7 Desember 2022   19:13 Diperbarui: 7 Desember 2022   19:25 140
+
Laporkan Konten
Laporkan Akun
Kompasiana adalah platform blog. Konten ini menjadi tanggung jawab bloger dan tidak mewakili pandangan redaksi Kompas.
Lihat foto
Cerpen. Sumber ilustrasi: Unsplash

Fobia

Kecemasan semakin membesar. Pompa jantungnya kian cepat saja. Ia kikuk seperti anak kecil, tidak seperti biasanya! "Mati saya!" desisnya. Ia melompat keluar dari kamarnya dengan perasaan yang was-was.

"Ine1 ... , mana jaketku? Biasanya saya simpan di sini!" teriaknya di ruang tamu.

Yang dipanggil tergopoh-gopoh. Dengan wajah takut dan perasaan kalut, ibu tua renta itu membolak-balik pakaian di kursi plastik. Ia berkali-kali membolak-balik, tak ditemukan. Ia bergegas ke kamar, mencari di tumpukan baju di atas tempat tidur, tidak ketemu juga. Ia makin takut saja. Takut kepada anak sendiri? Ah, ini jadi pertanyaan besar!

"Mana?" teriaknya lagi.

"Tidak tahu, Nak!

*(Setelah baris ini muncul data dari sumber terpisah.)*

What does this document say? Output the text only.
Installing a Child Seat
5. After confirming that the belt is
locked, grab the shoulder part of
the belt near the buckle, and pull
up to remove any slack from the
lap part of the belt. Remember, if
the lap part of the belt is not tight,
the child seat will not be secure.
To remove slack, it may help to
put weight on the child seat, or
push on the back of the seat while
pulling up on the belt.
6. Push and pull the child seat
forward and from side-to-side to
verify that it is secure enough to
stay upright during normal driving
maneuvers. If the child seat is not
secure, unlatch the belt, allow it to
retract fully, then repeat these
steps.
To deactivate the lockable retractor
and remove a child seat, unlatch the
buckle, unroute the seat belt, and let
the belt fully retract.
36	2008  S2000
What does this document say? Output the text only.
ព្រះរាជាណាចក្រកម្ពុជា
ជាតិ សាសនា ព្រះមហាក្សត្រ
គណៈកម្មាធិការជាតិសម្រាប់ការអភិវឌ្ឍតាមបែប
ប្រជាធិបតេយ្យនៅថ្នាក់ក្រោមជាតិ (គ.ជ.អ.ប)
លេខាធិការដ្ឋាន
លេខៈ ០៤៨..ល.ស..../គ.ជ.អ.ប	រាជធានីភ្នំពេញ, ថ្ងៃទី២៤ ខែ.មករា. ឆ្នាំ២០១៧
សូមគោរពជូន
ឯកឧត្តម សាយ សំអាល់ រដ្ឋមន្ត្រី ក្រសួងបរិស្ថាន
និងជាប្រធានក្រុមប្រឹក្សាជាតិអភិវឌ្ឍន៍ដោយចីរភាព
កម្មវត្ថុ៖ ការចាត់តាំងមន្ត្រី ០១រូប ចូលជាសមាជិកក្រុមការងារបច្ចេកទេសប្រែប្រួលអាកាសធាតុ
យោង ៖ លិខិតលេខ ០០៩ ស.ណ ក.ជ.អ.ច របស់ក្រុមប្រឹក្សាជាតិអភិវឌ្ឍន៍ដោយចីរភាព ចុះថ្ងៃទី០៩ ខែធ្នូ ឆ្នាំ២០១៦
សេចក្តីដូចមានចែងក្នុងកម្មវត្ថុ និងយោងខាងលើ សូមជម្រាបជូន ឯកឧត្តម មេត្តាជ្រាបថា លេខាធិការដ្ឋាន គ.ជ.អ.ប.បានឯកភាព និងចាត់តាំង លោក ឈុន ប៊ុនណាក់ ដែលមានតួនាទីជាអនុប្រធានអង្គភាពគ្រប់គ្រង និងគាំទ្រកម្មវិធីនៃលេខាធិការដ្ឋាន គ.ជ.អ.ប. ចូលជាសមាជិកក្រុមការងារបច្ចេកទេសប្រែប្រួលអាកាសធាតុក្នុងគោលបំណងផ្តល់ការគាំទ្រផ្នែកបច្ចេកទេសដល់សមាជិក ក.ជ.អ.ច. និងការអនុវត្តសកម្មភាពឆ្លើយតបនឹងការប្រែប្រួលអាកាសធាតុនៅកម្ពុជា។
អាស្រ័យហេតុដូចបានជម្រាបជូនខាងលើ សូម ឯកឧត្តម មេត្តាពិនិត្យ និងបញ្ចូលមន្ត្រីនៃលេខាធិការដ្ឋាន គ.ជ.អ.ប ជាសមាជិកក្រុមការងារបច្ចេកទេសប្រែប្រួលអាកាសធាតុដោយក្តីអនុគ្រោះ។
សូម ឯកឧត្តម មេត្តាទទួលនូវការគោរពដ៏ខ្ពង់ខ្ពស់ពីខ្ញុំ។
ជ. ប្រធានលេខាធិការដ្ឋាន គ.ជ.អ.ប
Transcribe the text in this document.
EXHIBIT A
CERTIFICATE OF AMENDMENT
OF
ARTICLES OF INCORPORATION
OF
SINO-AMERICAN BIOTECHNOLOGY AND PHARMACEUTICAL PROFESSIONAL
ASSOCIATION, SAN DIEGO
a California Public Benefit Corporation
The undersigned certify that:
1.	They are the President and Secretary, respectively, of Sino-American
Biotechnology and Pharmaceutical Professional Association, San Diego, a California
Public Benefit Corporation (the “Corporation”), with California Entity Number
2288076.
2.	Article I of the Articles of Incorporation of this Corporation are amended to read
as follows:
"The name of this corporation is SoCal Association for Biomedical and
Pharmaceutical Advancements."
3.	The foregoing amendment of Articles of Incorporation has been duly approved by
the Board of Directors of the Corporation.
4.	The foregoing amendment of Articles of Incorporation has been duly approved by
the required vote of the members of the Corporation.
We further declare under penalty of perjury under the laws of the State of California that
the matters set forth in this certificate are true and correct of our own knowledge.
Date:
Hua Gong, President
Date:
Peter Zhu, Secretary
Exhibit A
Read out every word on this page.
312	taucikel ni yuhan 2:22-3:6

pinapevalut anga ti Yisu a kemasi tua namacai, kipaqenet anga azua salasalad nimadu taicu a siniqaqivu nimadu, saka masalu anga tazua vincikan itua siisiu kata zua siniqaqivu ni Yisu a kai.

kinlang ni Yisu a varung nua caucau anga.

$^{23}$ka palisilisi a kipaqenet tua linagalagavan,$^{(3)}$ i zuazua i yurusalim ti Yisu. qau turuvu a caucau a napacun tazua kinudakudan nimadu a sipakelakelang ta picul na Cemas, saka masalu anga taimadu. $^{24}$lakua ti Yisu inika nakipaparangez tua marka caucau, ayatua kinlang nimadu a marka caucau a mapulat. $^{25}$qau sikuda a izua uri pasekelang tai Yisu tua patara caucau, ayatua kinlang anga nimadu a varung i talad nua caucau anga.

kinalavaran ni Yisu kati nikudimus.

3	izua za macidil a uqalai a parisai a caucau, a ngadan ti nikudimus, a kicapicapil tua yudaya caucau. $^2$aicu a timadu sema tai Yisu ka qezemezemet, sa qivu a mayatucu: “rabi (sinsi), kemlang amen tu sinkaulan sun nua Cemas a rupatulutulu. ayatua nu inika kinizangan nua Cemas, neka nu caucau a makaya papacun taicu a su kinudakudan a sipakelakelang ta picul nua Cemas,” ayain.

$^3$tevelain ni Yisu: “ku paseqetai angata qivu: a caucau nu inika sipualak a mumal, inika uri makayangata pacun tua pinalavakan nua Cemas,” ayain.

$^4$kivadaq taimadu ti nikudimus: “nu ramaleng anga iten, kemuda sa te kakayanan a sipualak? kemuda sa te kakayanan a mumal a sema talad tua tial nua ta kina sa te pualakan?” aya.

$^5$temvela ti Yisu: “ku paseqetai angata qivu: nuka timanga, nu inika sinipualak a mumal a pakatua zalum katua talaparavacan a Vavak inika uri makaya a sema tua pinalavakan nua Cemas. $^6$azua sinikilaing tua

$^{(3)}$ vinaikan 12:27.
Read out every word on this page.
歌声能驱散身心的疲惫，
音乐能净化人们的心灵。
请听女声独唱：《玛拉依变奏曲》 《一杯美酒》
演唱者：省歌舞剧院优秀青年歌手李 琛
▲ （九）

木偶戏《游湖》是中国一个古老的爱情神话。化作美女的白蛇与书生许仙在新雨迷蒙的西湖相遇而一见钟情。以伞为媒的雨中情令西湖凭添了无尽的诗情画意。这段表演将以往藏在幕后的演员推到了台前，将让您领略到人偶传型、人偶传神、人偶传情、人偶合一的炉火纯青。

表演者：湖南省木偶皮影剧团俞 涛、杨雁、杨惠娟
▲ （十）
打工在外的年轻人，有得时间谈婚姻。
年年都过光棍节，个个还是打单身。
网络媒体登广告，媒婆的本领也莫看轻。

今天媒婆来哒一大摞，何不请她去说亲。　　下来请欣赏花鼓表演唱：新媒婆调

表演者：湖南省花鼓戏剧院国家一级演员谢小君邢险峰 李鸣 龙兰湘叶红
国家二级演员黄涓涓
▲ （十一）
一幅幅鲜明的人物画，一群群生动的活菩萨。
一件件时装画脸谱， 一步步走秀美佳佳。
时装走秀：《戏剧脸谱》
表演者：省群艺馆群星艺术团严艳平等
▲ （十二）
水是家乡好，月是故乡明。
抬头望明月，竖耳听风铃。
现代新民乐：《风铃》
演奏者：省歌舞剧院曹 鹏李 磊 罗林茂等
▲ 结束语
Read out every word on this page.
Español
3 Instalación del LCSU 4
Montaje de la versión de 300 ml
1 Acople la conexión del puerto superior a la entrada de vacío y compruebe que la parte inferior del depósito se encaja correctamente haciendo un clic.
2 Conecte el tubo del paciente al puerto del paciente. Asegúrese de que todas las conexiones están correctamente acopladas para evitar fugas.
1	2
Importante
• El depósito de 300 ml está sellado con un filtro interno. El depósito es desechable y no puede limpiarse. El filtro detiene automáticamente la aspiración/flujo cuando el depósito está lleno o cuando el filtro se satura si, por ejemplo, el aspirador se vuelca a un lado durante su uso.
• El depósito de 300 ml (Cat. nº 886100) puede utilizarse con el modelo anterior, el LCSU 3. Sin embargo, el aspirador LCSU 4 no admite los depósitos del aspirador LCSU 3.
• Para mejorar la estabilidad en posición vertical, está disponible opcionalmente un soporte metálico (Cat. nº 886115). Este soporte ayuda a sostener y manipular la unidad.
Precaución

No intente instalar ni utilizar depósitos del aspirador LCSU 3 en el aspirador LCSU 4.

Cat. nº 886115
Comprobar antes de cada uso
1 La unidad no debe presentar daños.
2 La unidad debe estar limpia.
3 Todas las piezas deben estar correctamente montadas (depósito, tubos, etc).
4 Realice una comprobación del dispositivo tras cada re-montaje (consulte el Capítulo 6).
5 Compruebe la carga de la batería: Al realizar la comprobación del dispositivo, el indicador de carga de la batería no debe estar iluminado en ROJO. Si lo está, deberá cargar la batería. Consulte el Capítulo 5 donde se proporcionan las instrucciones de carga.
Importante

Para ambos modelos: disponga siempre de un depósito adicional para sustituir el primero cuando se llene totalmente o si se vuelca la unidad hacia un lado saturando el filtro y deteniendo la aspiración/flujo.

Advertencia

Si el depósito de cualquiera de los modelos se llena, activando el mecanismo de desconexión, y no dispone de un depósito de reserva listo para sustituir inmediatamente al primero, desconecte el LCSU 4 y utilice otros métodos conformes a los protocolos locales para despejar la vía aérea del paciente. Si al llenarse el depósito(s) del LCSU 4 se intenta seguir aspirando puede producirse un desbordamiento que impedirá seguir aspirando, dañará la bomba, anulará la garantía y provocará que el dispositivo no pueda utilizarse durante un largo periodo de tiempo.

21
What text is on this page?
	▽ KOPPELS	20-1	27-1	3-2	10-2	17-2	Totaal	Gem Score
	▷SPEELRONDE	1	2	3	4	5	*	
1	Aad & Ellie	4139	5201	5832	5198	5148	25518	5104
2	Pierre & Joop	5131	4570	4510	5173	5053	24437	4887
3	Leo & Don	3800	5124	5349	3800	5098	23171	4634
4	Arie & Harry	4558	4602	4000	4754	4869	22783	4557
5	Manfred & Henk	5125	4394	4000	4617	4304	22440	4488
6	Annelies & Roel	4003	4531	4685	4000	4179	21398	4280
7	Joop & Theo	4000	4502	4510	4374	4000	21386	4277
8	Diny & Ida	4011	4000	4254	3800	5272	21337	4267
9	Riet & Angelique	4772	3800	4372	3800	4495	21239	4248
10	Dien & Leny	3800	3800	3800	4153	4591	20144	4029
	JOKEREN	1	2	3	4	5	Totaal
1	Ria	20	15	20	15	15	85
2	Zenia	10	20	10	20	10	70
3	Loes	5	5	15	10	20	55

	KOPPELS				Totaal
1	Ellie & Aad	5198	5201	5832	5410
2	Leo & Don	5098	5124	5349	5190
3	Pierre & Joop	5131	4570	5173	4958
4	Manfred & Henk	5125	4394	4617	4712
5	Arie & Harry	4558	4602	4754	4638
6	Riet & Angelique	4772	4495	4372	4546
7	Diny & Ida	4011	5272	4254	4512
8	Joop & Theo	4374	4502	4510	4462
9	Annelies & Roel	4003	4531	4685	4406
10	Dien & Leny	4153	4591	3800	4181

Mungkin ... ," ia tak melanjutkan kalimatnya.

"Mungkin apa?" teriaknya lagi.

"Mungkin, Ine belum mencucinya," jawabnya terbata.

"Wedol tu'u ghau ta2," marahnya.

Ia bergegas keluar, ditendangnya kursi itu sampai barang-barang berjatuhan. Ia sangat kedinginan. Gejala demam, mungkin! "Uhuk ... uhuk ... ," ia batuk sepanjang jalan. Hidungnya gatal-gatal, "Dasar pilek, bangsat!" makinya. Ia terus berjalan. Ia sangat takut, gara-gara ia menonton berita semalam, di rumah tetangga.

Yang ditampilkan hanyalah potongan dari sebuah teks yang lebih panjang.